Although the Americans dominated early, they couldn’t solve Navas. Costa Rica grew into the game and a poor 10-minute stretch midway through the second half sealed the U.S.’s very short-term fate. Costa Rica defender Juan Pablo Vargas and striker Anthony Contreras did the damage.

The setback dropped the U.S. to third in the final Octagonal standings. But that’s sufficient. Its ticket is valid, and Wednesday’s result will fade quickly.

“The bottom line is it’s pass-fail. Are you in the World Cup or are you not,” Zimmerman asked. “We did that. We put ourselves in position to where we could afford to not win the game even though we were going for it.”

It is indeed pass-fail, and despite a steep learning curve for a group lacking Concacaf seasoning; injuries to the likes of Pulisic, Gio Reyna and others; upheaval at center back and striker; and a stiff September test for Berhalter as his team struggled in the opening window and midfield linchpin Weston McKennie was suspended and sent home, the U.S. was never really in mortal danger of repeating its 2017 failure. It was that failure, in fact, that likely led to most of the angst surrounding this campaign. There was some tension following road losses in Panama and Canada, but there was never any genuine jeopardy.

USMNT’s Gio Reyna and Tyler Adams

The U.S. didn’t conclude a window below second place until the final whistle Wednesday night (the top three finishers advanced directly to the World Cup). There were no home qualifying defeats like in 2001 or 2016-17. There were no three-game winless runs like in 1997 or 2001 (at one point, the squad that made the World Cup quarterfinals lost three qualifiers in a row). There were no nail-biting, do-or-die games like the 2012 semifinal stage decider against Guatemala in Kansas City, or the must-win match at lowly Barbados in 2000. And the underlying numbers were good. The U.S. played well, for the most part, and led the Octagonal in expected goal difference by a wide margin heading into Wednesday’s finale. For a squad that averages around four years younger than most of the teams that contested the 2018 World Cup, that’s a noteworthy achievement. Once the black qualification T-shirts were distributed and the alcohol started flowing, there was no way Wednesday’s loss was going remove much of that luster.

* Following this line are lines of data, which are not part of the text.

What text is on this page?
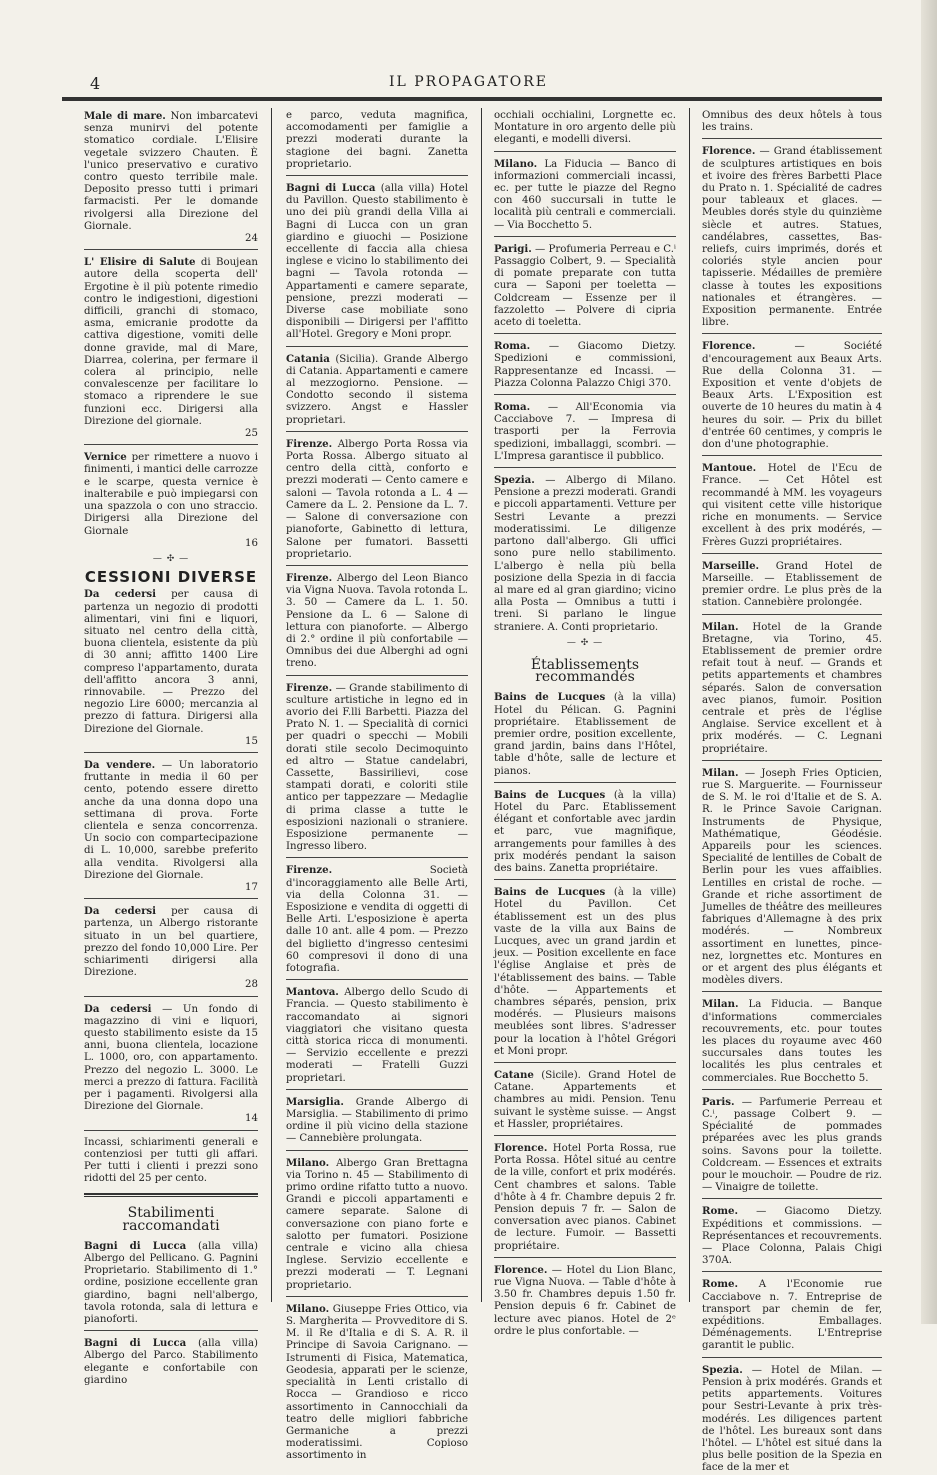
4	IL PROPAGATORE
Male di mare. Non imbarcatevi senza munirvi del potente stomatico cordiale. L'Elisire vegetale svizzero Chauten. È l'unico preservativo e curativo contro questo terribile male. Deposito presso tutti i primari farmacisti. Per le domande rivolgersi alla Direzione del Giornale.
24
L' Elisire di Salute di Boujean autore della scoperta dell' Ergotine è il più potente rimedio contro le indigestioni, digestioni difficili, granchi di stomaco, asma, emicranie prodotte da cattiva digestione, vomiti delle donne gravide, mal di Mare, Diarrea, colerina, per fermare il colera al principio, nelle convalescenze per facilitare lo stomaco a riprendere le sue funzioni ecc. Dirigersi alla Direzione del giornale.
25
Vernice per rimettere a nuovo i finimenti, i mantici delle carrozze e le scarpe, questa vernice è inalterabile e può impiegarsi con una spazzola o con uno straccio. Dirigersi alla Direzione del Giornale
16
— ✣ —
CESSIONI DIVERSE
Da cedersi per causa di partenza un negozio di prodotti alimentari, vini fini e liquori, situato nel centro della città, buona clientela, esistente da più di 30 anni; affitto 1400 Lire compreso l'appartamento, durata dell'affitto ancora 3 anni, rinnovabile. — Prezzo del negozio Lire 6000; mercanzia al prezzo di fattura. Dirigersi alla Direzione del Giornale.
15
Da vendere. — Un laboratorio fruttante in media il 60 per cento, potendo essere diretto anche da una donna dopo una settimana di prova. Forte clientela e senza concorrenza. Un socio con compartecipazione di L. 10,000, sarebbe preferito alla vendita. Rivolgersi alla Direzione del Giornale.
17
Da cedersi per causa di partenza, un Albergo ristorante situato in un bel quartiere, prezzo del fondo 10,000 Lire. Per schiarimenti dirigersi alla Direzione.
28
Da cedersi — Un fondo di magazzino di vini e liquori, questo stabilimento esiste da 15 anni, buona clientela, locazione L. 1000, oro, con appartamento. Prezzo del negozio L. 3000. Le merci a prezzo di fattura. Facilità per i pagamenti. Rivolgersi alla Direzione del Giornale.
14
Incassi, schiarimenti generali e contenziosi per tutti gli affari. Per tutti i clienti i prezzi sono ridotti del 25 per cento.
Stabilimenti raccomandati
Bagni di Lucca (alla villa) Albergo del Pellicano. G. Pagnini Proprietario. Stabilimento di 1.° ordine, posizione eccellente gran giardino, bagni nell'albergo, tavola rotonda, sala di lettura e pianoforti.
Bagni di Lucca (alla villa) Albergo del Parco. Stabilimento elegante e confortabile con giardino
e parco, veduta magnifica, accomodamenti per famiglie a prezzi moderati durante la stagione dei bagni. Zanetta proprietario.
Bagni di Lucca (alla villa) Hotel du Pavillon. Questo stabilimento è uno dei più grandi della Villa ai Bagni di Lucca con un gran giardino e giuochi — Posizione eccellente di faccia alla chiesa inglese e vicino lo stabilimento dei bagni — Tavola rotonda — Appartamenti e camere separate, pensione, prezzi moderati — Diverse case mobiliate sono disponibili — Dirigersi per l'affitto all'Hotel. Gregory e Moni propr.
Catania (Sicilia). Grande Albergo di Catania. Appartamenti e camere al mezzogiorno. Pensione. — Condotto secondo il sistema svizzero. Angst e Hassler proprietari.
Firenze. Albergo Porta Rossa via Porta Rossa. Albergo situato al centro della città, conforto e prezzi moderati — Cento camere e saloni — Tavola rotonda a L. 4 — Camere da L. 2. Pensione da L. 7. — Salone di conversazione con pianoforte, Gabinetto di lettura, Salone per fumatori. Bassetti proprietario.
Firenze. Albergo del Leon Bianco via Vigna Nuova. Tavola rotonda L. 3. 50 — Camere da L. 1. 50. Pensione da L. 6 — Salone di lettura con pianoforte. — Albergo di 2.° ordine il più confortabile — Omnibus dei due Alberghi ad ogni treno.
Firenze. — Grande stabilimento di sculture artistiche in legno ed in avorio dei F.lli Barbetti. Piazza del Prato N. 1. — Specialità di cornici per quadri o specchi — Mobili dorati stile secolo Decimoquinto ed altro — Statue candelabri, Cassette, Bassirilievi, cose stampati dorati, e coloriti stile antico per tappezzare — Medaglie di prima classe a tutte le esposizioni nazionali o straniere. Esposizione permanente — Ingresso libero.
Firenze.	Società d'incoraggiamento alle Belle Arti, via della Colonna 31. — Esposizione e vendita di oggetti di Belle Arti. L'esposizione è aperta dalle 10 ant. alle 4 pom. — Prezzo del biglietto d'ingresso centesimi 60 compresovi il dono di una fotografia.
Mantova. Albergo dello Scudo di Francia. — Questo stabilimento è raccomandato ai signori viaggiatori che visitano questa città storica ricca di monumenti. — Servizio eccellente e prezzi moderati — Fratelli Guzzi proprietari.
Marsiglia. Grande Albergo di Marsiglia. — Stabilimento di primo ordine il più vicino della stazione — Cannebière prolungata.
Milano. Albergo Gran Brettagna via Torino n. 45 — Stabilimento di primo ordine rifatto tutto a nuovo. Grandi e piccoli appartamenti e camere separate. Salone di conversazione con piano forte e salotto per fumatori. Posizione centrale e vicino alla chiesa Inglese. Servizio eccellente e prezzi moderati — T. Legnani proprietario.
Milano. Giuseppe Fries Ottico, via S. Margherita — Provveditore di S. M. il Re d'Italia e di S. A. R. il Principe di Savoia Carignano. — Istrumenti di Fisica, Matematica, Geodesia, apparati per le scienze, specialità in Lenti cristallo di Rocca — Grandioso e ricco assortimento in Cannocchiali da teatro delle migliori fabbriche Germaniche a prezzi moderatissimi. Copioso assortimento in
occhiali occhialini, Lorgnette ec. Montature in oro argento delle più eleganti, e modelli diversi.
Milano. La Fiducia — Banco di informazioni commerciali incassi, ec. per tutte le piazze del Regno con 460 succursali in tutte le località più centrali e commerciali. — Via Bocchetto 5.
Parigi. — Profumeria Perreau e C.ⁱ Passaggio Colbert, 9. — Specialità di pomate preparate con tutta cura — Saponi per toeletta — Coldcream — Essenze per il fazzoletto — Polvere di cipria aceto di toeletta.
Roma. — Giacomo Dietzy. Spedizioni e commissioni, Rappresentanze ed Incassi. — Piazza Colonna Palazzo Chigi 370.
Roma. — All'Economia via Cacciabove 7. — Impresa di trasporti per la Ferrovia spedizioni, imballaggi, scombri. — L'Impresa garantisce il pubblico.
Spezia. — Albergo di Milano. Pensione a prezzi moderati. Grandi e piccoli appartamenti. Vetture per Sestri Levante a prezzi moderatissimi. Le diligenze partono dall'albergo. Gli uffici sono pure nello stabilimento. L'albergo è nella più bella posizione della Spezia in di faccia al mare ed al gran giardino; vicino alla Posta — Omnibus a tutti i treni. Si parlano le lingue straniere. A. Conti proprietario.
— ✣ —
Établissements recommandés
Bains de Lucques (à la villa) Hotel du Pélican. G. Pagnini propriétaire. Etablissement de premier ordre, position excellente, grand jardin, bains dans l'Hôtel, table d'hôte, salle de lecture et pianos.
Bains de Lucques (à la villa) Hotel du Parc. Etablissement élégant et confortable avec jardin et parc, vue magnifique, arrangements pour familles à des prix modérés pendant la saison des bains. Zanetta propriétaire.
Bains de Lucques (à la ville) Hotel du Pavillon. Cet établissement est un des plus vaste de la villa aux Bains de Lucques, avec un grand jardin et jeux. — Position excellente en face l'église Anglaise et près de l'établissement des bains. — Table d'hôte. — Appartements et chambres séparés, pension, prix modérés. — Plusieurs maisons meublées sont libres. S'adresser pour la location à l'hôtel Grégori et Moni propr.
Catane (Sicile). Grand Hotel de Catane. Appartements et chambres au midi. Pension. Tenu suivant le système suisse. — Angst et Hassler, propriétaires.
Florence. Hotel Porta Rossa, rue Porta Rossa. Hôtel situé au centre de la ville, confort et prix modérés. Cent chambres et salons. Table d'hôte à 4 fr. Chambre depuis 2 fr. Pension depuis 7 fr. — Salon de conversation avec pianos. Cabinet de lecture. Fumoir. — Bassetti propriétaire.
Florence. — Hotel du Lion Blanc, rue Vigna Nuova. — Table d'hôte à 3.50 fr. Chambres depuis 1.50 fr. Pension depuis 6 fr. Cabinet de lecture avec pianos. Hotel de 2ᵉ ordre le plus confortable. —
Omnibus des deux hôtels à tous les trains.
Florence. — Grand établissement de sculptures artistiques en bois et ivoire des frères Barbetti Place du Prato n. 1. Spécialité de cadres pour tableaux et glaces. — Meubles dorés style du quinzième siècle et autres. Statues, candélabres, cassettes, Bas-reliefs, cuirs imprimés, dorés et coloriés style ancien pour tapisserie. Médailles de première classe à toutes les expositions nationales et étrangères. — Exposition permanente. Entrée libre.
Florence.	— Société d'encouragement aux Beaux Arts. Rue della Colonna 31. — Exposition et vente d'objets de Beaux Arts. L'Exposition est ouverte de 10 heures du matin à 4 heures du soir. — Prix du billet d'entrée 60 centimes, y compris le don d'une photographie.
Mantoue. Hotel de l'Ecu de France. — Cet Hôtel est recommandé à MM. les voyageurs qui visitent cette ville historique riche en monuments. — Service excellent à des prix modérés, — Frères Guzzi propriétaires.
Marseille. Grand Hotel de Marseille. — Etablissement de premier ordre. Le plus près de la station. Cannebière prolongée.
Milan. Hotel de la Grande Bretagne, via Torino, 45. Etablissement de premier ordre refait tout à neuf. — Grands et petits appartements et chambres séparés. Salon de conversation avec pianos, fumoir. Position centrale et près de l'église Anglaise. Service excellent et à prix modérés. — C. Legnani propriétaire.
Milan. — Joseph Fries Opticien, rue S. Marguerite. — Fournisseur de S. M. le roi d'Italie et de S. A. R. le Prince Savoie Carignan. Instruments de Physique, Mathématique, Géodésie. Appareils pour les sciences. Specialité de lentilles de Cobalt de Berlin pour les vues affaiblies. Lentilles en cristal de roche. — Grande et riche assortiment de Jumelles de théâtre des meilleures fabriques d'Allemagne à des prix modérés. — Nombreux assortiment en lunettes, pince-nez, lorgnettes etc. Montures en or et argent des plus élégants et modèles divers.
Milan. La Fiducia. — Banque d'informations commerciales recouvrements, etc. pour toutes les places du royaume avec 460 succursales dans toutes les localités les plus centrales et commerciales. Rue Bocchetto 5.
Paris. — Parfumerie Perreau et C.ⁱ, passage Colbert 9. — Spécialité de pommades préparées avec les plus grands soins. Savons pour la toilette. Coldcream. — Essences et extraits pour le mouchoir. — Poudre de riz. — Vinaigre de toilette.
Rome. — Giacomo Dietzy. Expéditions et commissions. — Représentances et recouvrements. — Place Colonna, Palais Chigi 370A.
Rome. A l'Economie rue Cacciabove n. 7. Entreprise de transport par chemin de fer, expéditions. Emballages. Déménagements. L'Entreprise garantit le public.
Spezia. — Hotel de Milan. — Pension à prix modérés. Grands et petits appartements. Voitures pour Sestri-Levante à prix très-modérés. Les diligences partent de l'hôtel. Les bureaux sont dans l'hôtel. — L'hôtel est situé dans la plus belle position de la Spezia en face de la mer et
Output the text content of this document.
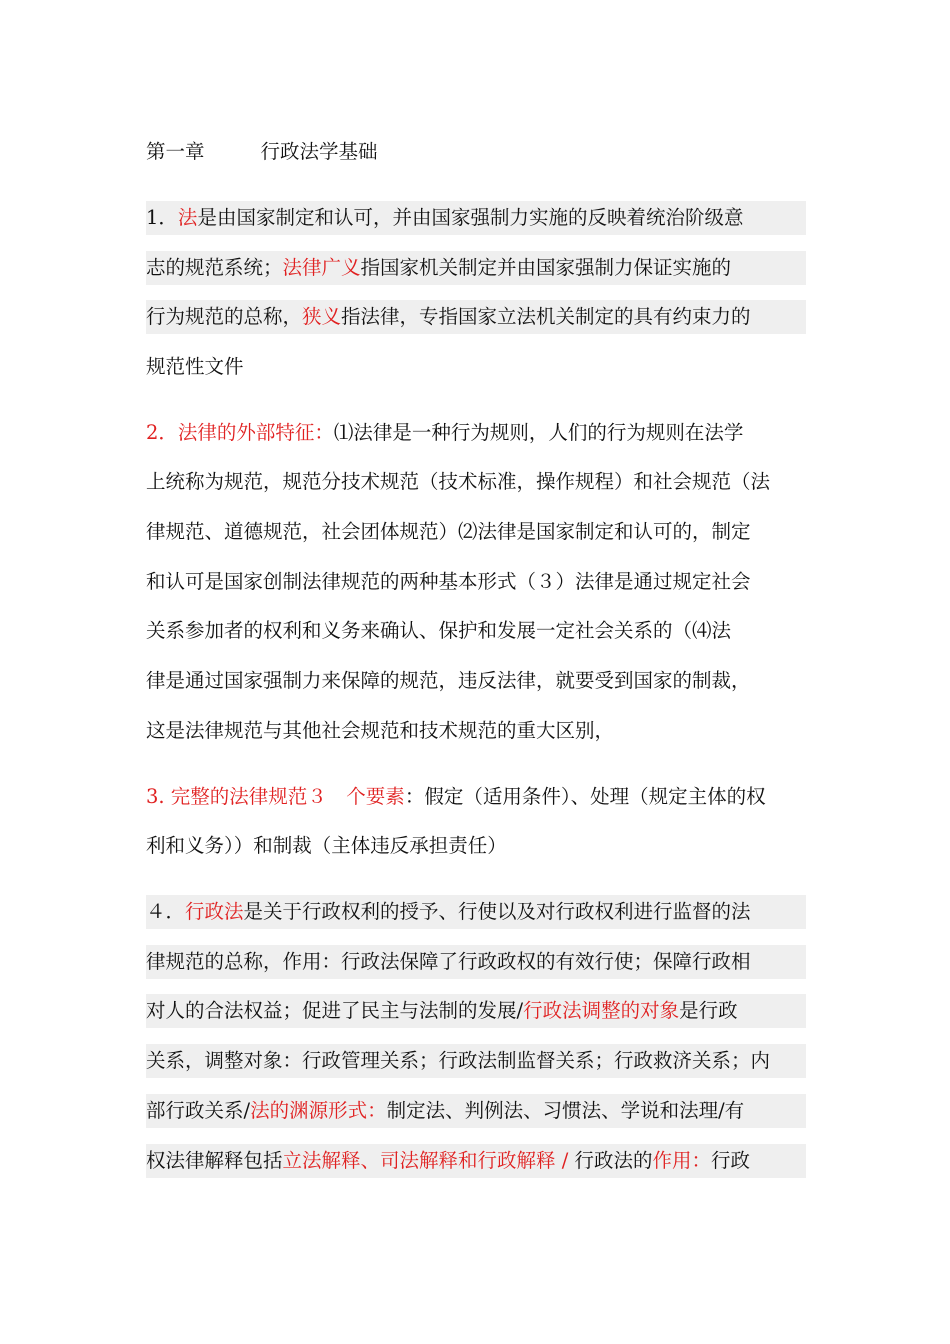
第一章	行政法学基础
1．法是由国家制定和认可，并由国家强制力实施的反映着统治阶级意
志的规范系统；法律广义指国家机关制定并由国家强制力保证实施的
行为规范的总称，狭义指法律，专指国家立法机关制定的具有约束力的
规范性文件
2．法律的外部特征：⑴法律是一种行为规则，人们的行为规则在法学
上统称为规范，规范分技术规范（技术标准，操作规程）和社会规范（法
律规范、道德规范，社会团体规范）⑵法律是国家制定和认可的，制定
和认可是国家创制法律规范的两种基本形式（３）法律是通过规定社会
关系参加者的权利和义务来确认、保护和发展一定社会关系的（⑷法
律是通过国家强制力来保障的规范，违反法律，就要受到国家的制裁，
这是法律规范与其他社会规范和技术规范的重大区别，
3. 完整的法律规范３　个要素：假定（适用条件）、处理（规定主体的权
利和义务））和制裁（主体违反承担责任）
４．行政法是关于行政权利的授予、行使以及对行政权利进行监督的法
律规范的总称，作用：行政法保障了行政政权的有效行使；保障行政相
对人的合法权益；促进了民主与法制的发展/行政法调整的对象是行政
关系，调整对象：行政管理关系；行政法制监督关系；行政救济关系；内
部行政关系/法的渊源形式：制定法、判例法、习惯法、学说和法理/有
权法律解释包括立法解释、司法解释和行政解释 / 行政法的作用：行政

“We’ve come down and played in some really tough places. We’ve played in some big games and when we’ve needed results, we’ve got them. And I just like the fight of this team and I think we have a lot of quality as well,” Pulisic said. “In a couple days, I don’t think we’ll be thinking about this game too much.”

In his post-game press conference, Berhalter shared some of the themes of the locker room speech that was interrupted by Palmer-Brown and his overeager compatriots.

“I just had a chance to address the team and just reflecting on these last seven months in particular, and how much this team has grown together. Being the youngest team in the world to qualify for the World Cup is no easy task,” he said. “We’re really proud of the guys, We’re really proud of the way they competed throughout these 14 games. Even tonight, I thought the attitude and the mindset was fantastic, going out there to win the game, not going out there to hang on. So it’s a proud moment for the team, proud moment for U.S. soccer and we’re looking forward to competing in the World Cup.”